To fit multiple pages on a single page, you can create thumbnails—small preview versions of your document. Thumbnails are useful for verifying content and organization. Where appropriate, InDesign automatically changes the paper orientation to provide the best fit of the page to the paper; however, you’ll need to reset the original orientation if you deselect the Thumbnails option.
When you print thumbnails, printer’s marks and any items in the bleed and/or slug areas are excluded.
Although you can create InDesign documents as large as 18-by-18 feet, most desktop printers cannot print such large pages.
To print an oversized document on your desktop printer, you can print each page of your document in pieces, called tiles, and then trim and assemble those pieces. If you prefer, you can scale the document to fit the available paper size.
A document’s dimensions do not necessarily match the paper sizes used by printers. As a result, when you print, InDesign divides the oversized document into one or more rectangles, or tiles, that correspond to the page size available on the printer. You can then assemble the overlapping sections.
You can have InDesign tile a document automatically, or you can specify the tiles yourself. Tiling manually lets you control the origin point for the upper-left corner of the tile, so that you determine where the page falls on the paper.

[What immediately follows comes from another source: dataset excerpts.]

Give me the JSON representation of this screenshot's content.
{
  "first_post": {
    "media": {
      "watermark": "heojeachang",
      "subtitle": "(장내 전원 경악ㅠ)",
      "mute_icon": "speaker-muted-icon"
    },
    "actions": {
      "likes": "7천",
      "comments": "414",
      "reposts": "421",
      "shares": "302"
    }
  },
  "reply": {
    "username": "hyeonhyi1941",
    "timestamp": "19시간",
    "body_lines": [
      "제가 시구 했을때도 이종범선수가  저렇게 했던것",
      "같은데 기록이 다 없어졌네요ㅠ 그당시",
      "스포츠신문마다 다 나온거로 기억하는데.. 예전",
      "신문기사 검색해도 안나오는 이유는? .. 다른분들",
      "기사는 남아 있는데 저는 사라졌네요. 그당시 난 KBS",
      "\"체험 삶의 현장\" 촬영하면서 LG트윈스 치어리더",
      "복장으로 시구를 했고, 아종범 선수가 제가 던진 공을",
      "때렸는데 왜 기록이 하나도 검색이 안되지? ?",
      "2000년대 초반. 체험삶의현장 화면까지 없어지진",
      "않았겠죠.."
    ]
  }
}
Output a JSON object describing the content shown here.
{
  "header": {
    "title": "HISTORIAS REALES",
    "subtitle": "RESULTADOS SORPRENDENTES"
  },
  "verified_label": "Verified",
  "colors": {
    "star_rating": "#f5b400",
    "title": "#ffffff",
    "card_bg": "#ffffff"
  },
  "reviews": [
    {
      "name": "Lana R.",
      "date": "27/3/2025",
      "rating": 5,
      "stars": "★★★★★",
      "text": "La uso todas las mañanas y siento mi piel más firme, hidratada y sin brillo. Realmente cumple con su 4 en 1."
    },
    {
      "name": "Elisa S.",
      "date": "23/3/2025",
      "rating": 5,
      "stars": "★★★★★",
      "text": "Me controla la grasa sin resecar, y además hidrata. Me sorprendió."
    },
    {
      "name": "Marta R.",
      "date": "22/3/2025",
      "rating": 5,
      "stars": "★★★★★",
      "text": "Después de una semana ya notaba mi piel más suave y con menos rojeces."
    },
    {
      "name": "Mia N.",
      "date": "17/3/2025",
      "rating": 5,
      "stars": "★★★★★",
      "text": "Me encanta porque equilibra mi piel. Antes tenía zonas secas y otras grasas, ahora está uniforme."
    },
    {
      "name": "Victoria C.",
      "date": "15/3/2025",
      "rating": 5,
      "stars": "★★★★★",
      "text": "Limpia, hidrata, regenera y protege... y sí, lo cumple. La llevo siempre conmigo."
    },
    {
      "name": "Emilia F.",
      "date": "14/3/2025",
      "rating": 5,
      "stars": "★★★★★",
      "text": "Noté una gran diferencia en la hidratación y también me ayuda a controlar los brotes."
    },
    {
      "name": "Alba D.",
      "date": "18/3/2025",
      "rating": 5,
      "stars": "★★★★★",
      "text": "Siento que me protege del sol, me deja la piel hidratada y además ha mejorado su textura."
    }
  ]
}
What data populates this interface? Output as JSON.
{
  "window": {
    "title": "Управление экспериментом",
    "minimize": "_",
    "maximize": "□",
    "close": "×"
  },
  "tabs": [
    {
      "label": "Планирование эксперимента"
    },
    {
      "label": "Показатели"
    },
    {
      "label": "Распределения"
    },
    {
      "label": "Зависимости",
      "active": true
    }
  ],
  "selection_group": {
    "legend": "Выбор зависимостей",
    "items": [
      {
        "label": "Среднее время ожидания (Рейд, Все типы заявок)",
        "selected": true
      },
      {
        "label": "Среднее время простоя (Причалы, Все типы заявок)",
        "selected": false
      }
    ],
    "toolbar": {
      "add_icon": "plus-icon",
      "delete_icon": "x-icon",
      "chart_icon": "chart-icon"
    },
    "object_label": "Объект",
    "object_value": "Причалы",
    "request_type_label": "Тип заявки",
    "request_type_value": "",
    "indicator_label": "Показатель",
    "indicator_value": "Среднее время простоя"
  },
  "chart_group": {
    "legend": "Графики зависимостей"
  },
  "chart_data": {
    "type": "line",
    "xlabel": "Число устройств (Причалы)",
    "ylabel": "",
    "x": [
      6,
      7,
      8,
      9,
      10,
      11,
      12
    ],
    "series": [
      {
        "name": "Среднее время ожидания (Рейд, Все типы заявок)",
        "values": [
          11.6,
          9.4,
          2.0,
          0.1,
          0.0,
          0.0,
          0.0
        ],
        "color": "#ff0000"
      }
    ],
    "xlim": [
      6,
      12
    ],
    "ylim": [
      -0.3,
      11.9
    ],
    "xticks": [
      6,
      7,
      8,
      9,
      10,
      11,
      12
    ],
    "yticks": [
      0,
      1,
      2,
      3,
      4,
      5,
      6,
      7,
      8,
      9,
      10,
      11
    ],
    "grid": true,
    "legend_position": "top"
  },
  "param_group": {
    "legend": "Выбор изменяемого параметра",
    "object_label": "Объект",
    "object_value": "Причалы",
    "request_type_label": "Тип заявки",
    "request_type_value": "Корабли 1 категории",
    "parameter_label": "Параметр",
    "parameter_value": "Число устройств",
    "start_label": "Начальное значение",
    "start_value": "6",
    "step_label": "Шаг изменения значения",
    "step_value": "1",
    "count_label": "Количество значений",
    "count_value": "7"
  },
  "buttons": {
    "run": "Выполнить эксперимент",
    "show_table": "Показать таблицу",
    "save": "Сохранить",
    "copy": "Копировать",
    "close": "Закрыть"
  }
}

For Overlap, type the minimum amount of duplicated information you want printed on each tile for ease in assembly. The Overlap option uses the unit of measure specified for the document. The value should be greater than the minimum nonprinting margins for the printer. You can specify up to half the size of the shortest side of the document page to overlap. For example, tiles for a page that measures 11-by-17 inches (279.4mm‑by‑431.8mm) can overlap up to 5.5 inches (139.7mm).
While tiling a document automatically prints all the tiles at once, tiling a document manually requires you to print each tile separately.
To fit an oversized document on a smaller piece of paper, you can scale the document’s width and height, either symmetrically or asymmetrically. Asymmetric scaling is useful when, for example, you’re printing film for use on a flexographic press: If you know in which direction the plate will be mounted on the press drum, scaling can compensate for the 2% to 3% stretching of the plate that usually occurs. Scaling does not affect the size of the pages in the document.
When you print spreads, each spread is scaled separately.